Chairman Friends of New Walk and MD Landmark Planning
Tuesday, 16 February 2021
Peter Wilkinson is the Managing Director of Landmark Planning Ltd. He has been a practicing planner for 40 years, having worked in both the public and private sectors in a wide variety of capacities. Locally and worthy of note, he was City Centre Manager for Leicester City Council from 1994 to 1999. Since that time, he has run Landmark Planning Ltd from its base in the city.
How would you describe what your business does?
Landmark Planning undertakes all work in relation to the town planning process, from planning applications to appeals. This ranges from managing multi-million residential and commercial development schemes, to small certificates of lawful use or enforcement cases, for both public and private clients.

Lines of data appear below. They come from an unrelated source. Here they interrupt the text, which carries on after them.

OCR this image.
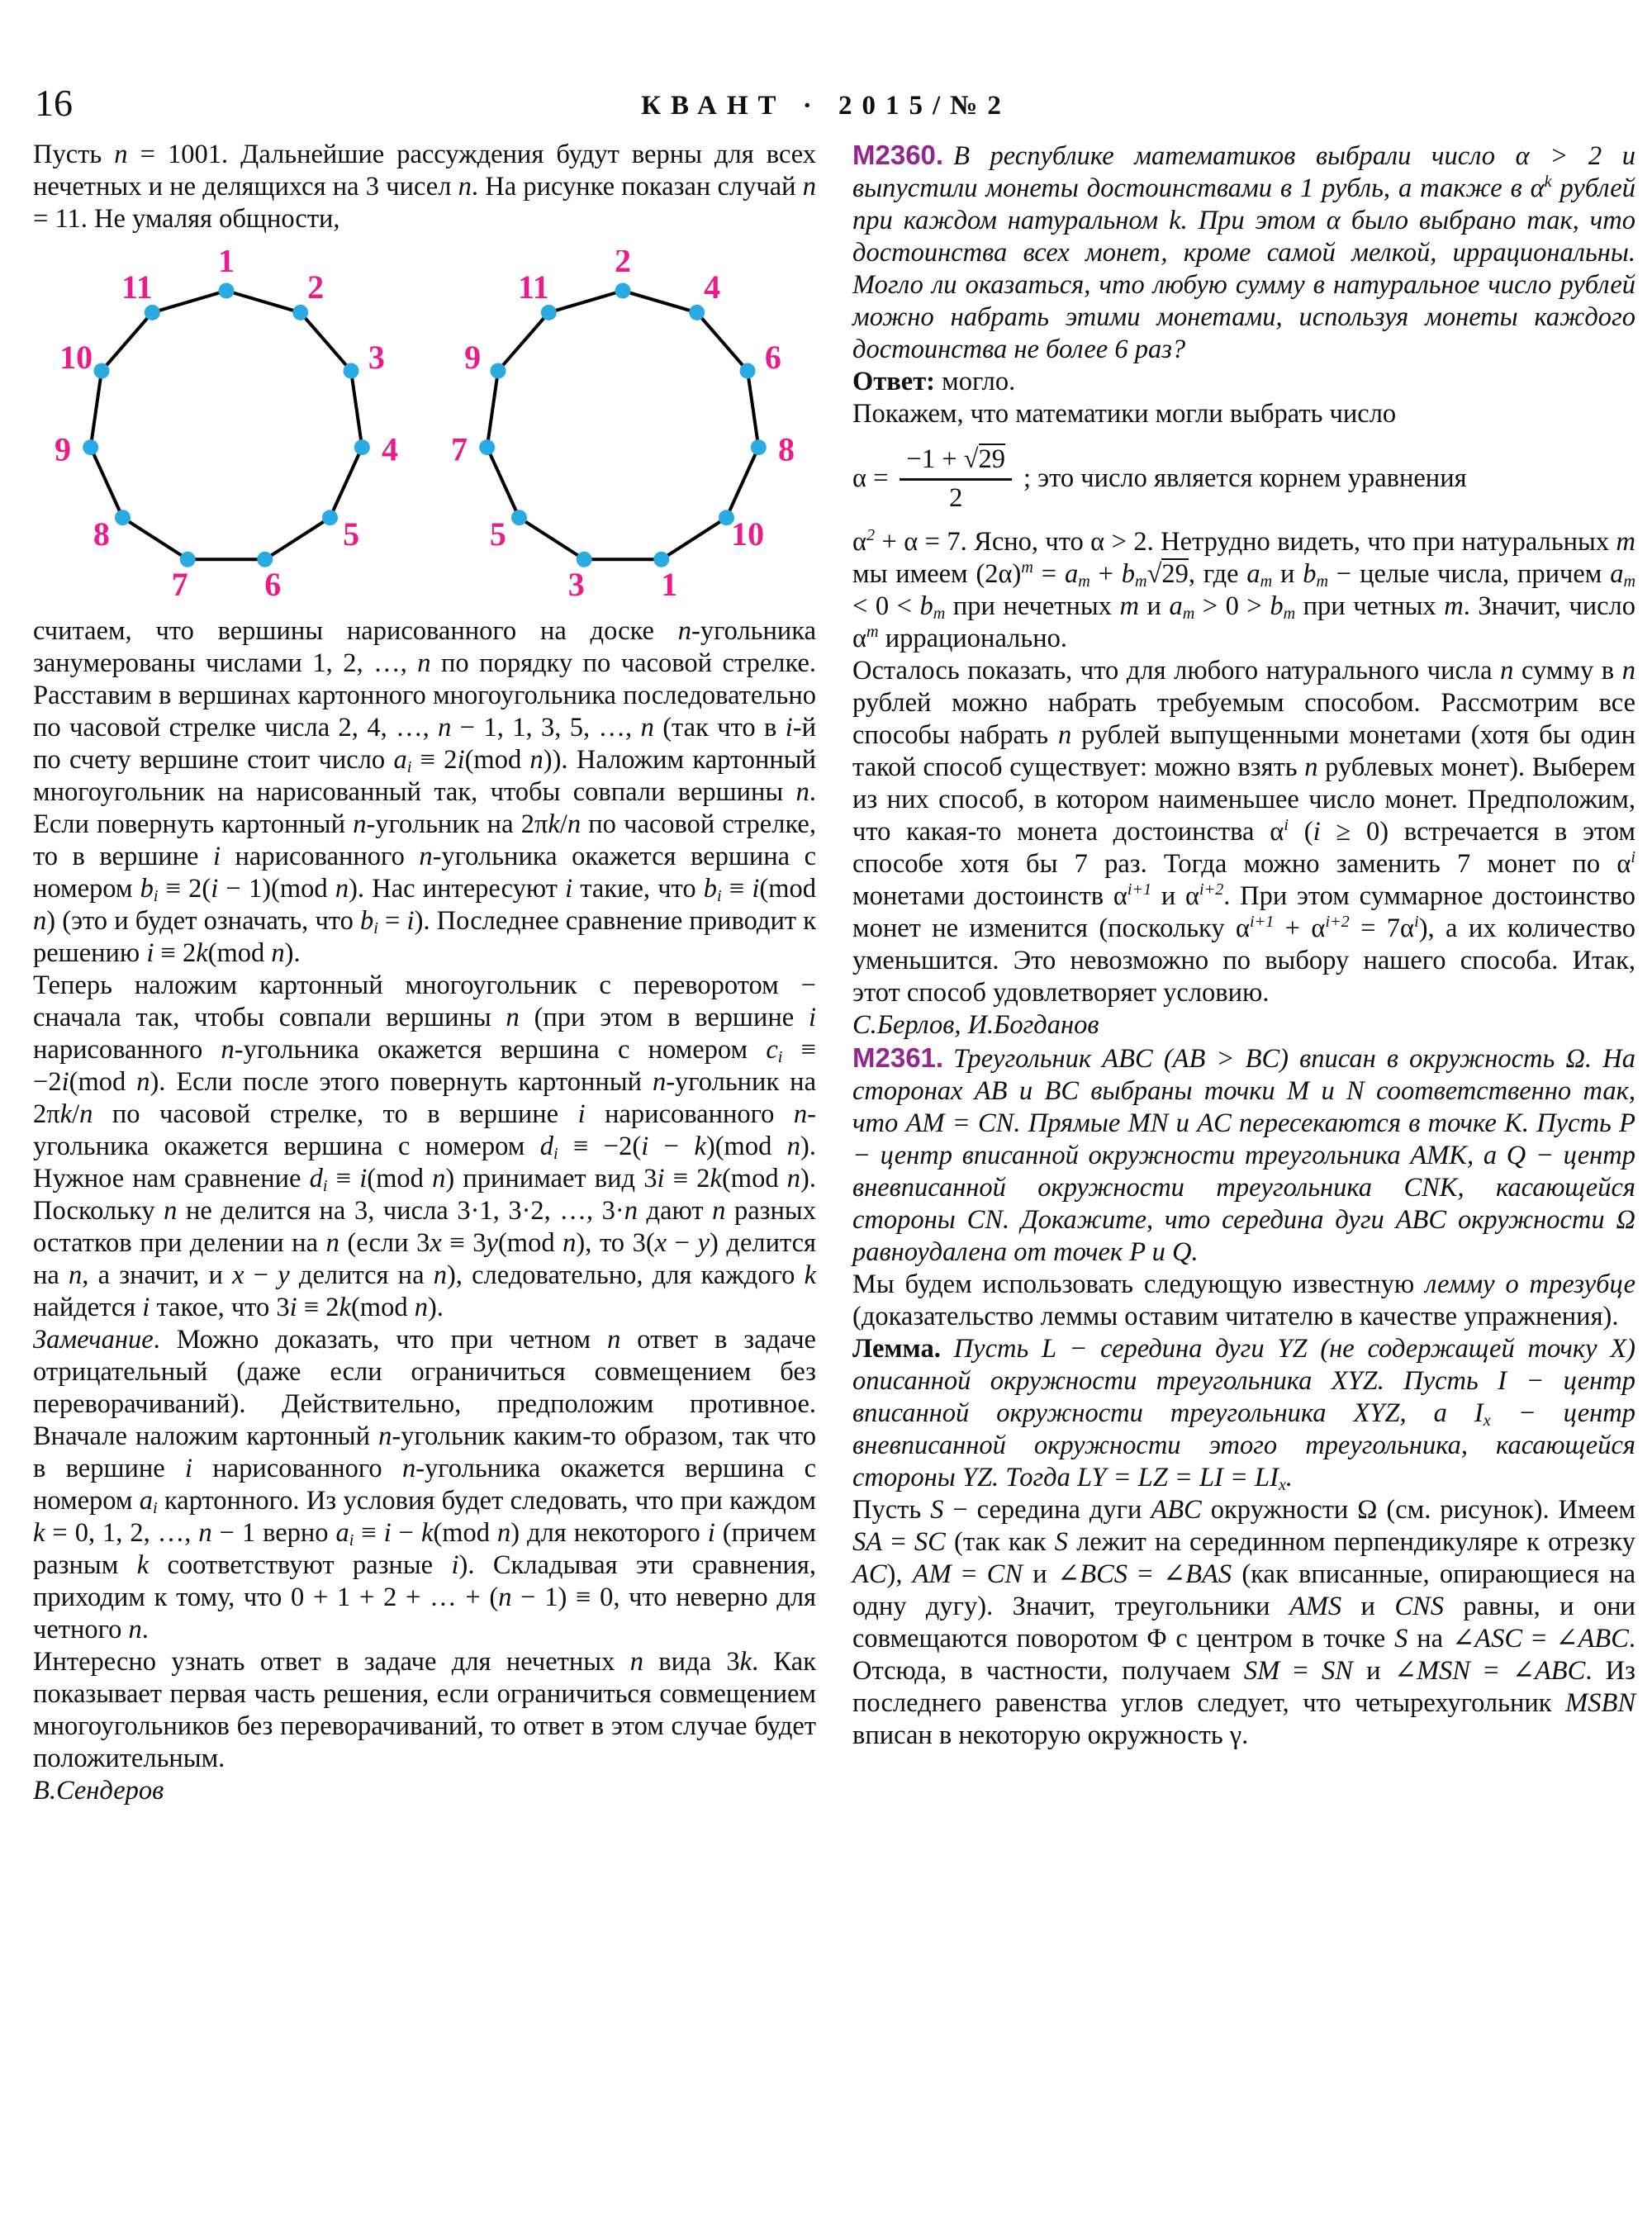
16	КВАНТ · 2015/№2

Пусть n = 1001. Дальнейшие рассуждения будут верны для всех нечетных и не делящихся на 3 чисел n. На рисунке показан случай n = 11. Не умаляя общности,

1
2
3
4
5
6
7
8
9
10
11
2
4
6
8
10
1
3
5
7
9
11

считаем, что вершины нарисованного на доске n-угольника занумерованы числами 1, 2, …, n по порядку по часовой стрелке. Расставим в вершинах картонного многоугольника последовательно по часовой стрелке числа 2, 4, …, n − 1, 1, 3, 5, …, n (так что в i-й по счету вершине стоит число $a_i \equiv 2i(mod$ n)). Наложим картонный многоугольник на нарисованный так, чтобы совпали вершины n. Если повернуть картонный n-угольник на 2πk/n по часовой стрелке, то в вершине i нарисованного n-угольника окажется вершина с номером $b_i \equiv 2(i - 1)(mod$ n). Нас интересуют i такие, что $b_i \equiv i(mod$ n) (это и будет означать, что $b_i = i$). Последнее сравнение приводит к решению i ≡ 2k(mod n).

Теперь наложим картонный многоугольник с переворотом − сначала так, чтобы совпали вершины n (при этом в вершине i нарисованного n-угольника окажется вершина с номером $c_i \equiv -2i(mod$ n). Если после этого повернуть картонный n-угольник на 2πk/n по часовой стрелке, то в вершине i нарисованного n-угольника окажется вершина с номером $d_i \equiv -2(i - k)(mod$ n). Нужное нам сравнение $d_i \equiv i(mod$ n) принимает вид 3i ≡ 2k(mod n). Поскольку n не делится на 3, числа 3·1, 3·2, …, 3·n дают n разных остатков при делении на n (если 3x ≡ 3y(mod n), то 3(x − y) делится на n, а значит, и x − y делится на n), следовательно, для каждого k найдется i такое, что 3i ≡ 2k(mod n).

Замечание. Можно доказать, что при четном n ответ в задаче отрицательный (даже если ограничиться совмещением без переворачиваний). Действительно, предположим противное. Вначале наложим картонный n-угольник каким-то образом, так что в вершине i нарисованного n-угольника окажется вершина с номером $a_i$ картонного. Из условия будет следовать, что при каждом k = 0, 1, 2, …, n − 1 верно $a_i \equiv i - k(mod$ n) для некоторого i (причем разным k соответствуют разные i). Складывая эти сравнения, приходим к тому, что 0 + 1 + 2 + … + (n − 1) ≡ 0, что неверно для четного n.

Интересно узнать ответ в задаче для нечетных n вида 3k. Как показывает первая часть решения, если ограничиться совмещением многоугольников без переворачиваний, то ответ в этом случае будет положительным.

В.Сендеров

М2360. В республике математиков выбрали число α > 2 и выпустили монеты достоинствами в 1 рубль, а также в $\alpha^k$ рублей при каждом натуральном k. При этом α было выбрано так, что достоинства всех монет, кроме самой мелкой, иррациональны. Могло ли оказаться, что любую сумму в натуральное число рублей можно набрать этими монетами, используя монеты каждого достоинства не более 6 раз?

Ответ: могло.

Покажем, что математики могли выбрать число

$\alpha = \frac{-1 + √ 29}{2}$ ; это число является корнем уравнения

$\alpha^2 + \alpha = 7$. Ясно, что α > 2. Нетрудно видеть, что при натуральных m мы имеем $(2\alpha)^m = a_m + b_m$ √ 29, где $a_m$ и $b_m$ − целые числа, причем $a_m < 0 < b_m$ при нечетных m и $a_m > 0 > b_m$ при четных m. Значит, число $\alpha^m$ иррационально.

Осталось показать, что для любого натурального числа n сумму в n рублей можно набрать требуемым способом. Рассмотрим все способы набрать n рублей выпущенными монетами (хотя бы один такой способ существует: можно взять n рублевых монет). Выберем из них способ, в котором наименьшее число монет. Предположим, что какая-то монета достоинства $\alpha^i$ (i ≥ 0) встречается в этом способе хотя бы 7 раз. Тогда можно заменить 7 монет по $\alpha^i$ монетами достоинств $\alpha^{i+1}$ и $\alpha^{i+2}$. При этом суммарное достоинство монет не изменится (поскольку $\alpha^{i+1} + \alpha^{i+2} = 7\alpha^i$), а их количество уменьшится. Это невозможно по выбору нашего способа. Итак, этот способ удовлетворяет условию.

С.Берлов, И.Богданов

М2361. Треугольник ABC (AB > BC) вписан в окружность Ω. На сторонах AB и BC выбраны точки M и N соответственно так, что AM = CN. Прямые MN и AC пересекаются в точке K. Пусть P − центр вписанной окружности треугольника AMK, а Q − центр вневписанной окружности треугольника CNK, касающейся стороны CN. Докажите, что середина дуги ABC окружности Ω равноудалена от точек P и Q.

Мы будем использовать следующую известную лемму о трезубце (доказательство леммы оставим читателю в качестве упражнения).

Лемма. Пусть L − середина дуги YZ (не содержащей точку X) описанной окружности треугольника XYZ. Пусть I − центр вписанной окружности треугольника XYZ, а $I_x$ − центр вневписанной окружности этого треугольника, касающейся стороны YZ. Тогда LY = LZ = LI = $LI_x$.

Пусть S − середина дуги ABC окружности Ω (см. рисунок). Имеем SA = SC (так как S лежит на серединном перпендикуляре к отрезку AC), AM = CN и ∠BCS = ∠BAS (как вписанные, опирающиеся на одну дугу). Значит, треугольники AMS и CNS равны, и они совмещаются поворотом Φ с центром в точке S на ∠ASC = ∠ABC. Отсюда, в частности, получаем SM = SN и ∠MSN = ∠ABC. Из последнего равенства углов следует, что четырехугольник MSBN вписан в некоторую окружность γ.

Two of the largest current schemes relate to the £60m new centre for Nottingham College, and a 7 hectare commercial scheme for Brackley Property Developments at Broughton Astley.
A much broader description is available at www.landmarkplanning.co.uk where a wider range of recent projects is described.
What are the biggest opportunities for your business?
The biggest opportunities for the business in the future, as we emerge (hopefully from the Covid crisis!) relate firstly, to major housing developments to satisfy the government’s 300,000 a year target; and secondly, the repurposing of property assets as a consequence of all the economic changes resulting from Covid.
What are the biggest challenges for your business?
- Securing sufficient work when most companies and individuals will be short of capital for new projects, as a consequence of surviving the economic downturn.
- Planning is frequently about liaising with a wide range of partners to prepare schemes and then promoting them to other stakeholders, such as public or public bodies. Covid restrictions and remote working make this so much harder to secure effective engagement.
What would you identify as the key strengths of Leicester?
- The city is centrally located within the country.
- Leicester is blessed with a vast range of small businesses and communities with an outstanding entrepreneurial spirit.
What are the top three ways in which Leicester can develop to support the business community?
- Substantially improve transport links, both within and adjacent the city, as well as lobbying to improve extra-region communications both North-South, but also East-West.
- Continue to invest heavily in improving the physical environment of the city, particularly the centre and the Waterside.
- Market and promote the city: particularly to attract new investment in 21st century sectors, that have substantive prospects to create wealth and employment going forward.